ScGenePT joins a growing list of so-called "foundational" AI models trained on lots of biological data that can then be used to generate predictions. Tools like scGPT and Geneformer have been trained on millions of single-cell gene expressions profiles. When fed new data, they can use that training to perform various tasks, such as annotating cell types or simulating the effects of gene knockout on transcriptome-wide expression.

Using text to predict cell gene expression patterns has been tried before by GenePT using a concept similar to ChatGPT. ScGenePT's algorithm incorporates this into the gene expression-based model as prior knowledge, said Christina Theodoris, a researcher at the Gladstone Institutes who developed the Geneformer AI model, which is similar to scGPT. "This allows the model to start from a baseline that is informed by prior research on gene functions."

For in silico perturbation experiments, Istrate's team found that text alone was not as powerful as single-cell gene expression data alone but that including it helped AI models outperform other models that had "hard-coded" biological knowledge. They benchmarked scGenePT against GEARS (graph-enhanced gene activation and repression simulator) from Jure Leskovec's lab at Stanford, a deep-learning model for predicting gene perturbation that is based on gene regulatory network graphs.

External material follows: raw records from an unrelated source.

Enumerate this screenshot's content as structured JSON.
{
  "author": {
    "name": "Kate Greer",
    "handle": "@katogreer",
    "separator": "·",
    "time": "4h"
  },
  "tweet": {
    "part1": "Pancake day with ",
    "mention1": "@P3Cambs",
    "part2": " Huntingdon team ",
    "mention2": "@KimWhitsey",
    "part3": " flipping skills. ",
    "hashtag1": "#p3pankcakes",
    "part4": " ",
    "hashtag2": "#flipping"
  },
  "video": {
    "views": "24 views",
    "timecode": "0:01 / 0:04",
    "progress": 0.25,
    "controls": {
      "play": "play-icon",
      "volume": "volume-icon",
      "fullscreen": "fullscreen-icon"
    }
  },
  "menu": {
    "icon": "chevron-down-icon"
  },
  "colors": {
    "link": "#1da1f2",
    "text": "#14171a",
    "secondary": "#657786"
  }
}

Specifically, language helps most in cases where the AI model has to predict the effect of two gene perturbations where neither of the genes had been seen during training.

ScGenePT is available for researchers to use through CZI's Virtual Cell platform, launched earlier this week. It includes AI cell models developed by Istrate and other CZI researchers, as well as other leading models, including scGPT. "Researchers can use the initial scGenePT and other models for biological tasks, such as predicting protein localization, annotating cell types, and integrating multiple batches of data," CZI said in a statement.

CZI also issued a request for proposals to build new foundational AI models using its graphics processing unit cluster, which Istrate used to build and train scGenePT.

With language proving to be helpful to gene expression data in building better cell models, Istrate suggested that other data types could also boost performance. "We haven't done experiments with this, but you could include protein information for protein-coding genes" or even add imaging data, she said. "If you can get a representation of a gene from a specific modality, whether images or protein, you can think about incorporating it," she said.